On World AIDS Day 2012: Remembering Dr. B. Frank Polk

Dr. B. Frank Polk (1942-1988), physician, epidemiologist, pioneering researcher of HIV/AIDS

Dr. B. Frank Polk (1942-1988), physician, epidemiologist, pioneering researcher of HIV/AIDS

Today, December 1st, is World AIDS Day. All over the world, countries are celebrating how far we’ve come in curtailing the spread of HIV/AIDS and how far we need to go. The Sydney Opera House was lit up in a resplendent glowing red against the night sky and a backdrop of red fireworks. Amidst the celebrations, it’s important to take some time to remember a time, not that long ago, when we were all more confused and frightened of this rare, terrifying epidemic.

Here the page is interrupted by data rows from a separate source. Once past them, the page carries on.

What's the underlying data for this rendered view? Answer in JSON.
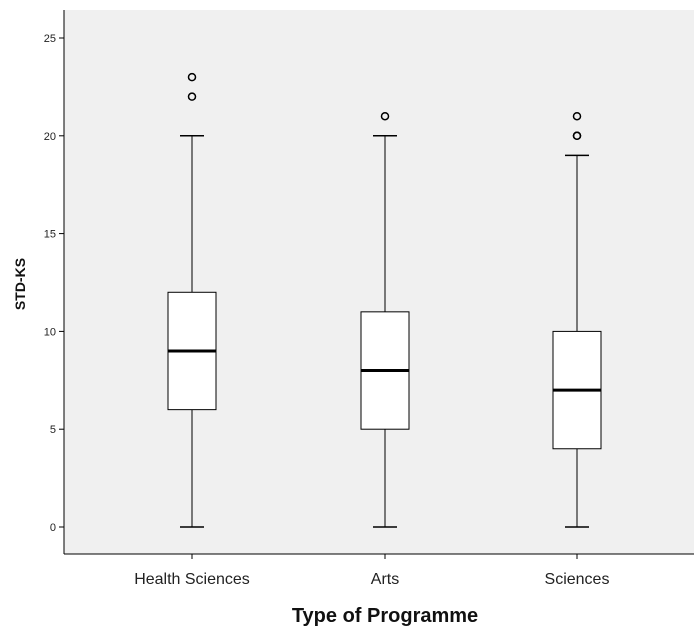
{
  "chart_data": {
    "type": "box",
    "xlabel": "Type of Programme",
    "ylabel": "STD-KS",
    "ylim": [
      0,
      25
    ],
    "yticks": [
      0,
      5,
      10,
      15,
      20,
      25
    ],
    "grid": false,
    "colors": {
      "plot_background": "#f0f0f0",
      "box_fill": "#ffffff",
      "stroke": "#000000"
    },
    "categories": [
      "Health Sciences",
      "Arts",
      "Sciences"
    ],
    "boxes": [
      {
        "category": "Health Sciences",
        "min": 0,
        "q1": 6,
        "median": 9,
        "q3": 12,
        "max": 20,
        "outliers": [
          22,
          23
        ]
      },
      {
        "category": "Arts",
        "min": 0,
        "q1": 5,
        "median": 8,
        "q3": 11,
        "max": 20,
        "outliers": [
          21
        ]
      },
      {
        "category": "Sciences",
        "min": 0,
        "q1": 4,
        "median": 7,
        "q3": 10,
        "max": 19,
        "outliers": [
          20,
          20,
          21
        ]
      }
    ]
  }
}
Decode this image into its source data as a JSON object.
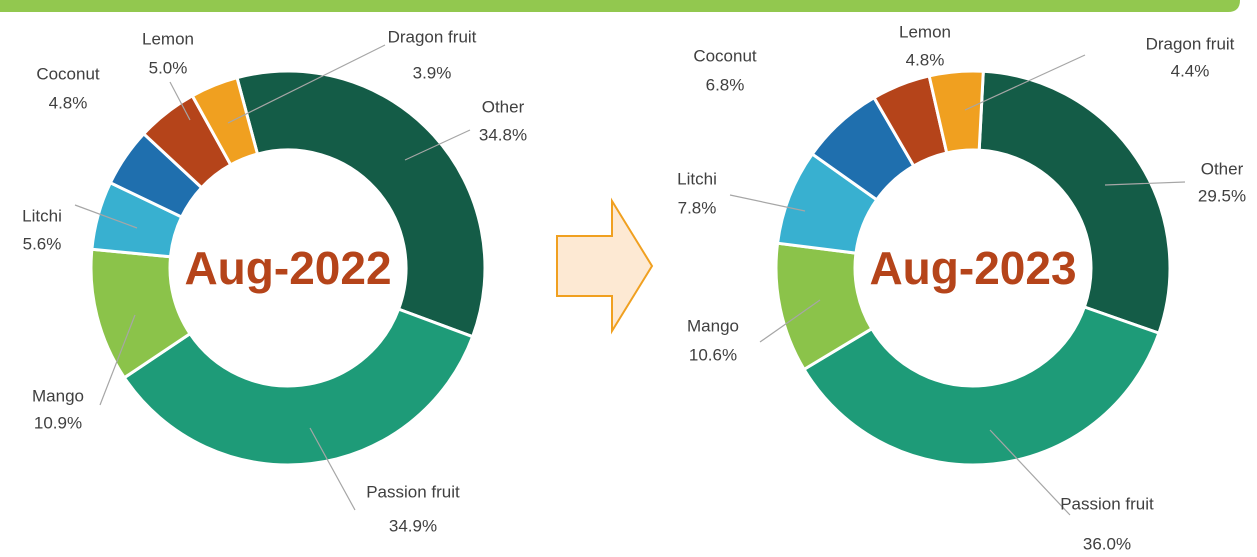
{
  "chart_data": [
    {
      "type": "donut",
      "center_label": "Aug-2022",
      "categories": [
        "Other",
        "Passion fruit",
        "Mango",
        "Litchi",
        "Coconut",
        "Lemon",
        "Dragon fruit"
      ],
      "values": [
        34.8,
        34.9,
        10.9,
        5.6,
        4.8,
        5.0,
        3.9
      ],
      "value_labels": [
        "34.8%",
        "34.9%",
        "10.9%",
        "5.6%",
        "4.8%",
        "5.0%",
        "3.9%"
      ],
      "colors": [
        "#145c47",
        "#1e9b78",
        "#8bc34a",
        "#38b0d0",
        "#1f6fae",
        "#b5441a",
        "#f0a020"
      ]
    },
    {
      "type": "donut",
      "center_label": "Aug-2023",
      "categories": [
        "Other",
        "Passion fruit",
        "Mango",
        "Litchi",
        "Coconut",
        "Lemon",
        "Dragon fruit"
      ],
      "values": [
        29.5,
        36.0,
        10.6,
        7.8,
        6.8,
        4.8,
        4.4
      ],
      "value_labels": [
        "29.5%",
        "36.0%",
        "10.6%",
        "7.8%",
        "6.8%",
        "4.8%",
        "4.4%"
      ],
      "colors": [
        "#145c47",
        "#1e9b78",
        "#8bc34a",
        "#38b0d0",
        "#1f6fae",
        "#b5441a",
        "#f0a020"
      ]
    }
  ]
}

One of the early pioneers of research into HIV/AIDS and an unsung medical hero is the late B. Frank Polk of Johns Hopkins. In 1982, Dr. Polk was one of the first to dedicate his energy and intellect into finding out more about a new baffling cluster of cases of a sexually transmitted disease cropping up among the gay community. At the time, they called it Gay-Related Immunodeficiency Disease (GRID), trying to pinpoint what it shared with other more well-known diseases.

Initially, at a major research institution like Hopkins, there was some skepticism in the early 80s about the importance of Polk’s research. John Bartlett, a specialist in infectious diseases wondered why Polk wanted to pursue this disease. “What disease? It’s just seven patients.” But Polk was undeterred. “It’s going to be a big one,” he responded.

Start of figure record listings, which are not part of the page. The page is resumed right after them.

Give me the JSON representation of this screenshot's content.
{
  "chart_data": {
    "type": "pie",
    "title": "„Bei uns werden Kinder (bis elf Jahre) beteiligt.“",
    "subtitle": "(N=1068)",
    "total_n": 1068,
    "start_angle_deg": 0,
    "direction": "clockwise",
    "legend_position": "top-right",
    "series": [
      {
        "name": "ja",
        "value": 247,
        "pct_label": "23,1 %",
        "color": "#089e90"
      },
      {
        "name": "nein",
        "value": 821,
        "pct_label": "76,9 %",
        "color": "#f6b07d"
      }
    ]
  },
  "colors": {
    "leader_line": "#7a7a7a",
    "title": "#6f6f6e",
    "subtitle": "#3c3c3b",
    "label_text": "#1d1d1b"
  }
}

Through Polk’s tireless efforts to track the symptoms and life cycle of HIV/AIDS, Hopkins and other institutions became more aware of the need to commit funding towards its research at a time when many knew so little about the disease and questioned its importance. I mention Dr. Polk because my mother was in his infectious disease epidemiology course at Hopkins in 1985. She remembers him the way many do, as a tremendously dedicated teacher and physician—bright-eyed, intellectually curious, and patient and incisive in regards to his students and the possibilities for new advances in research.

Three years later, Dr. Polk died of a brain tumor at the age of 46. His obituary in The New York Times describes his dedication and inexhaustible commitment to research, teaching, and lobbying for funding:

Despite the resources being devoted to AIDS research, he often expressed frustration with the slowness of the process: the drugs that turn out to be ineffective, the genetic hypotheses that are not tenable and the blind alleys that must be abandoned.”The only thing to do,” he said in an interview with the publication Public Health, ”is to try again.”

Dr. Frank Polk died before he could see how far his research and hard work helped our understanding and treatment of HIV/AIDS. But his work and legacy certainly live on as we continue to find lasting solutions as to how to treat the disease and improve the lives of those who have it.